An MFA in Dramaturgy should carry with it an additional designation in Communications, because that’s what it is. You communicate the playwright’s wishes to the director, the actors, the designers, and the audience, and you communicate all of those people’s wishes to each other so that you are all on the same page. A dramaturg isn’t there to laugh at and muddle the audience; a dramaturg is an audience’s advocate in the room. A dramaturg is there to ask why a director has decided to stage Polonius’ famous speech in Pig Latin, to ask a playwright why his character has a sudden, inexplicable change in personality, to ask an actor if he has all the information he needs to deal with a complicated Greek legend, a designer why the entire cast of Hedda Gabler has been outfitted as space pirates. A dramaturg is there to streamline and demystify and to make sure everyone respects each other’s contribution to the project.



Perhaps you don’t like a creative team’s aesthetic. Does that mean the dramaturg is terrible, or are we all individual people and it just might not be your cup of tea? It’s like having a bad experience with a doctor and then declaring that “the job of any doctor is to kill the patient.” The job of any doctor is to save the patient, even if the patient sometimes dies. The basic fact that a dramaturg can be an almost indescribable position because it is so many things to so many people signifies that the profession cannot be lumped together as either homogenous or useless.

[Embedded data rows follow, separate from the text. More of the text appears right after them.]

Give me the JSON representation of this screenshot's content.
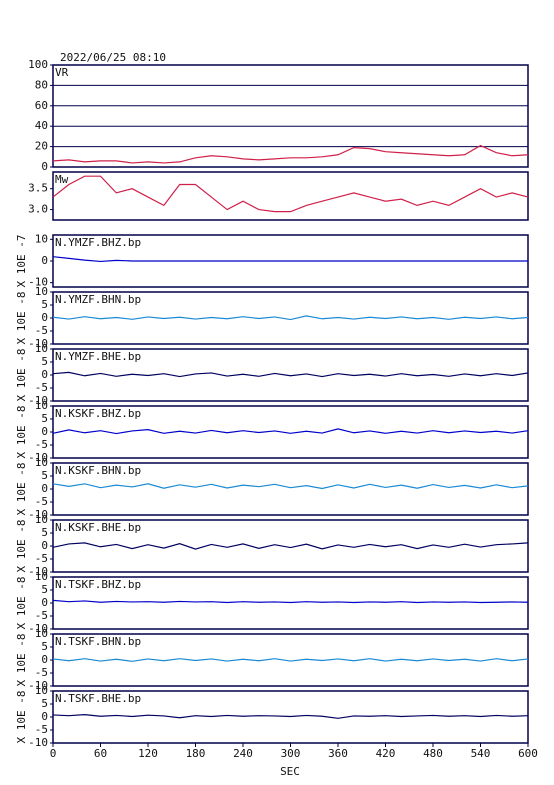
{
  "title": "2022/06/25 08:10",
  "x_label": "SEC",
  "chart_data": [
    {
      "type": "line",
      "name": "VR",
      "x": [
        0,
        20,
        40,
        60,
        80,
        100,
        120,
        140,
        160,
        180,
        200,
        220,
        240,
        260,
        280,
        300,
        320,
        340,
        360,
        380,
        400,
        420,
        440,
        460,
        480,
        500,
        520,
        540,
        560,
        580,
        600
      ],
      "series": [
        {
          "color": "#d0204a",
          "values": [
            6,
            7,
            5,
            6,
            6,
            4,
            5,
            4,
            5,
            9,
            11,
            10,
            8,
            7,
            8,
            9,
            9,
            10,
            12,
            19,
            18,
            15,
            14,
            13,
            12,
            11,
            12,
            21,
            14,
            11,
            12
          ]
        }
      ],
      "xlim": [
        0,
        600
      ],
      "ylim": [
        0,
        100
      ],
      "yticks": [
        0,
        20,
        40,
        60,
        80,
        100
      ],
      "grid": true
    },
    {
      "type": "line",
      "name": "Mw",
      "x": [
        0,
        20,
        40,
        60,
        80,
        100,
        120,
        140,
        160,
        180,
        200,
        220,
        240,
        260,
        280,
        300,
        320,
        340,
        360,
        380,
        400,
        420,
        440,
        460,
        480,
        500,
        520,
        540,
        560,
        580,
        600
      ],
      "series": [
        {
          "color": "#d0204a",
          "values": [
            3.3,
            3.6,
            3.8,
            3.8,
            3.4,
            3.5,
            3.3,
            3.1,
            3.6,
            3.6,
            3.3,
            3.0,
            3.2,
            3.0,
            2.95,
            2.95,
            3.1,
            3.2,
            3.3,
            3.4,
            3.3,
            3.2,
            3.25,
            3.1,
            3.2,
            3.1,
            3.3,
            3.5,
            3.3,
            3.4,
            3.3
          ]
        }
      ],
      "xlim": [
        0,
        600
      ],
      "ylim": [
        2.75,
        3.9
      ],
      "yticks": [
        {
          "value": 3,
          "label": "3.0"
        },
        3.5
      ],
      "grid": false
    },
    {
      "type": "line",
      "name": "N.YMZF.BHZ.bp",
      "y_label": "X 10E -7",
      "x": [
        0,
        20,
        40,
        60,
        80,
        100,
        120,
        140,
        160,
        180,
        200,
        220,
        240,
        260,
        280,
        300,
        320,
        340,
        360,
        380,
        400,
        420,
        440,
        460,
        480,
        500,
        520,
        540,
        560,
        580,
        600
      ],
      "series": [
        {
          "color": "#0000cc",
          "values": [
            2,
            1.2,
            0.4,
            -0.2,
            0.3,
            0,
            0,
            0,
            0,
            0,
            0,
            0,
            0,
            0,
            0,
            0,
            0,
            0,
            0,
            0,
            0,
            0,
            0,
            0,
            0,
            0,
            0,
            0,
            0,
            0,
            0
          ]
        }
      ],
      "xlim": [
        0,
        600
      ],
      "ylim": [
        -12,
        12
      ],
      "yticks": [
        -10,
        0,
        10
      ]
    },
    {
      "type": "line",
      "name": "N.YMZF.BHN.bp",
      "y_label": "X 10E -8",
      "x": [
        0,
        20,
        40,
        60,
        80,
        100,
        120,
        140,
        160,
        180,
        200,
        220,
        240,
        260,
        280,
        300,
        320,
        340,
        360,
        380,
        400,
        420,
        440,
        460,
        480,
        500,
        520,
        540,
        560,
        580,
        600
      ],
      "series": [
        {
          "color": "#1a8ad4",
          "values": [
            0.3,
            -0.4,
            0.5,
            -0.3,
            0.2,
            -0.5,
            0.4,
            -0.2,
            0.3,
            -0.4,
            0.2,
            -0.3,
            0.5,
            -0.2,
            0.4,
            -0.6,
            0.8,
            -0.3,
            0.2,
            -0.4,
            0.3,
            -0.2,
            0.4,
            -0.3,
            0.2,
            -0.5,
            0.3,
            -0.2,
            0.4,
            -0.3,
            0.2
          ]
        }
      ],
      "xlim": [
        0,
        600
      ],
      "ylim": [
        -10,
        10
      ],
      "yticks": [
        -10,
        -5,
        0,
        5,
        10
      ]
    },
    {
      "type": "line",
      "name": "N.YMZF.BHE.bp",
      "y_label": "X 10E -8",
      "x": [
        0,
        20,
        40,
        60,
        80,
        100,
        120,
        140,
        160,
        180,
        200,
        220,
        240,
        260,
        280,
        300,
        320,
        340,
        360,
        380,
        400,
        420,
        440,
        460,
        480,
        500,
        520,
        540,
        560,
        580,
        600
      ],
      "series": [
        {
          "color": "#000060",
          "values": [
            0.5,
            1,
            -0.3,
            0.6,
            -0.5,
            0.3,
            -0.2,
            0.5,
            -0.6,
            0.4,
            0.8,
            -0.4,
            0.3,
            -0.5,
            0.6,
            -0.3,
            0.4,
            -0.6,
            0.5,
            -0.2,
            0.3,
            -0.4,
            0.5,
            -0.3,
            0.2,
            -0.5,
            0.4,
            -0.3,
            0.5,
            -0.2,
            0.8
          ]
        }
      ],
      "xlim": [
        0,
        600
      ],
      "ylim": [
        -10,
        10
      ],
      "yticks": [
        -10,
        -5,
        0,
        5,
        10
      ]
    },
    {
      "type": "line",
      "name": "N.KSKF.BHZ.bp",
      "y_label": "X 10E -8",
      "x": [
        0,
        20,
        40,
        60,
        80,
        100,
        120,
        140,
        160,
        180,
        200,
        220,
        240,
        260,
        280,
        300,
        320,
        340,
        360,
        380,
        400,
        420,
        440,
        460,
        480,
        500,
        520,
        540,
        560,
        580,
        600
      ],
      "series": [
        {
          "color": "#0000cc",
          "values": [
            -0.5,
            0.8,
            -0.3,
            0.5,
            -0.6,
            0.4,
            0.9,
            -0.5,
            0.3,
            -0.4,
            0.6,
            -0.3,
            0.5,
            -0.2,
            0.4,
            -0.5,
            0.3,
            -0.4,
            1.2,
            -0.3,
            0.4,
            -0.5,
            0.3,
            -0.4,
            0.5,
            -0.3,
            0.4,
            -0.2,
            0.3,
            -0.4,
            0.5
          ]
        }
      ],
      "xlim": [
        0,
        600
      ],
      "ylim": [
        -10,
        10
      ],
      "yticks": [
        -10,
        -5,
        0,
        5,
        10
      ]
    },
    {
      "type": "line",
      "name": "N.KSKF.BHN.bp",
      "y_label": "X 10E -8",
      "x": [
        0,
        20,
        40,
        60,
        80,
        100,
        120,
        140,
        160,
        180,
        200,
        220,
        240,
        260,
        280,
        300,
        320,
        340,
        360,
        380,
        400,
        420,
        440,
        460,
        480,
        500,
        520,
        540,
        560,
        580,
        600
      ],
      "series": [
        {
          "color": "#1a8ad4",
          "values": [
            2,
            1,
            2,
            0.5,
            1.5,
            0.8,
            2,
            0.3,
            1.6,
            0.7,
            1.8,
            0.4,
            1.5,
            0.9,
            1.8,
            0.5,
            1.3,
            0.2,
            1.6,
            0.4,
            1.8,
            0.6,
            1.5,
            0.3,
            1.7,
            0.6,
            1.4,
            0.4,
            1.6,
            0.5,
            1.2
          ]
        }
      ],
      "xlim": [
        0,
        600
      ],
      "ylim": [
        -10,
        10
      ],
      "yticks": [
        -10,
        -5,
        0,
        5,
        10
      ]
    },
    {
      "type": "line",
      "name": "N.KSKF.BHE.bp",
      "y_label": "X 10E -8",
      "x": [
        0,
        20,
        40,
        60,
        80,
        100,
        120,
        140,
        160,
        180,
        200,
        220,
        240,
        260,
        280,
        300,
        320,
        340,
        360,
        380,
        400,
        420,
        440,
        460,
        480,
        500,
        520,
        540,
        560,
        580,
        600
      ],
      "series": [
        {
          "color": "#000060",
          "values": [
            -0.5,
            0.8,
            1.2,
            -0.3,
            0.6,
            -1,
            0.5,
            -0.8,
            0.9,
            -1.2,
            0.6,
            -0.5,
            0.8,
            -0.9,
            0.5,
            -0.6,
            0.7,
            -1.1,
            0.4,
            -0.5,
            0.6,
            -0.3,
            0.5,
            -1,
            0.4,
            -0.5,
            0.7,
            -0.4,
            0.5,
            0.8,
            1.2
          ]
        }
      ],
      "xlim": [
        0,
        600
      ],
      "ylim": [
        -10,
        10
      ],
      "yticks": [
        -10,
        -5,
        0,
        5,
        10
      ]
    },
    {
      "type": "line",
      "name": "N.TSKF.BHZ.bp",
      "y_label": "X 10E -8",
      "x": [
        0,
        20,
        40,
        60,
        80,
        100,
        120,
        140,
        160,
        180,
        200,
        220,
        240,
        260,
        280,
        300,
        320,
        340,
        360,
        380,
        400,
        420,
        440,
        460,
        480,
        500,
        520,
        540,
        560,
        580,
        600
      ],
      "series": [
        {
          "color": "#0000cc",
          "values": [
            1,
            0.5,
            0.8,
            0.3,
            0.6,
            0.4,
            0.5,
            0.3,
            0.6,
            0.4,
            0.5,
            0.2,
            0.5,
            0.3,
            0.4,
            0.2,
            0.5,
            0.3,
            0.4,
            0.2,
            0.4,
            0.3,
            0.5,
            0.2,
            0.4,
            0.3,
            0.4,
            0.2,
            0.3,
            0.4,
            0.3
          ]
        }
      ],
      "xlim": [
        0,
        600
      ],
      "ylim": [
        -10,
        10
      ],
      "yticks": [
        -10,
        -5,
        0,
        5,
        10
      ]
    },
    {
      "type": "line",
      "name": "N.TSKF.BHN.bp",
      "y_label": "X 10E -8",
      "x": [
        0,
        20,
        40,
        60,
        80,
        100,
        120,
        140,
        160,
        180,
        200,
        220,
        240,
        260,
        280,
        300,
        320,
        340,
        360,
        380,
        400,
        420,
        440,
        460,
        480,
        500,
        520,
        540,
        560,
        580,
        600
      ],
      "series": [
        {
          "color": "#1a8ad4",
          "values": [
            0.4,
            -0.3,
            0.5,
            -0.4,
            0.3,
            -0.5,
            0.4,
            -0.3,
            0.5,
            -0.2,
            0.4,
            -0.4,
            0.3,
            -0.3,
            0.5,
            -0.4,
            0.3,
            -0.2,
            0.4,
            -0.3,
            0.5,
            -0.4,
            0.3,
            -0.3,
            0.4,
            -0.2,
            0.3,
            -0.4,
            0.5,
            -0.3,
            0.4
          ]
        }
      ],
      "xlim": [
        0,
        600
      ],
      "ylim": [
        -10,
        10
      ],
      "yticks": [
        -10,
        -5,
        0,
        5,
        10
      ]
    },
    {
      "type": "line",
      "name": "N.TSKF.BHE.bp",
      "y_label": "X 10E -8",
      "x": [
        0,
        20,
        40,
        60,
        80,
        100,
        120,
        140,
        160,
        180,
        200,
        220,
        240,
        260,
        280,
        300,
        320,
        340,
        360,
        380,
        400,
        420,
        440,
        460,
        480,
        500,
        520,
        540,
        560,
        580,
        600
      ],
      "series": [
        {
          "color": "#000060",
          "values": [
            0.8,
            0.5,
            0.9,
            0.3,
            0.6,
            0.2,
            0.7,
            0.4,
            -0.3,
            0.5,
            0.2,
            0.6,
            0.3,
            0.5,
            0.4,
            0.2,
            0.6,
            0.3,
            -0.5,
            0.4,
            0.3,
            0.5,
            0.2,
            0.4,
            0.6,
            0.3,
            0.5,
            0.2,
            0.6,
            0.3,
            0.5
          ]
        }
      ],
      "xlim": [
        0,
        600
      ],
      "ylim": [
        -10,
        10
      ],
      "yticks": [
        -10,
        -5,
        0,
        5,
        10
      ],
      "xticks": [
        0,
        60,
        120,
        180,
        240,
        300,
        360,
        420,
        480,
        540,
        600
      ]
    }
  ]
}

Saying that a dramaturg ruins things is saying that research ruins historical drama, that mediation is never necessary between creative minds, an issue DeMara touches on as potentially ruinous in the same article. It’s saying that a second pair of eyes is never helpful (again, DeMara criticizes not having enough people on the creative team), and what’s more, it’s saying that a dramaturg doesn’t care about the audience, which I take as a personal affront, because I absolutely care about the audience, and because, furthermore, I *am* part of the audience, so it’s saying that I don’t even care about my own experience. At this Fringe Festival, I guess I was lucky because I didn’t see any “duds.” I saw a large number of artists telling stories, more or less successfully. I guess it’s true, though, that I spotted one “dud” at the Fringe Festival. I think his name was Bruce.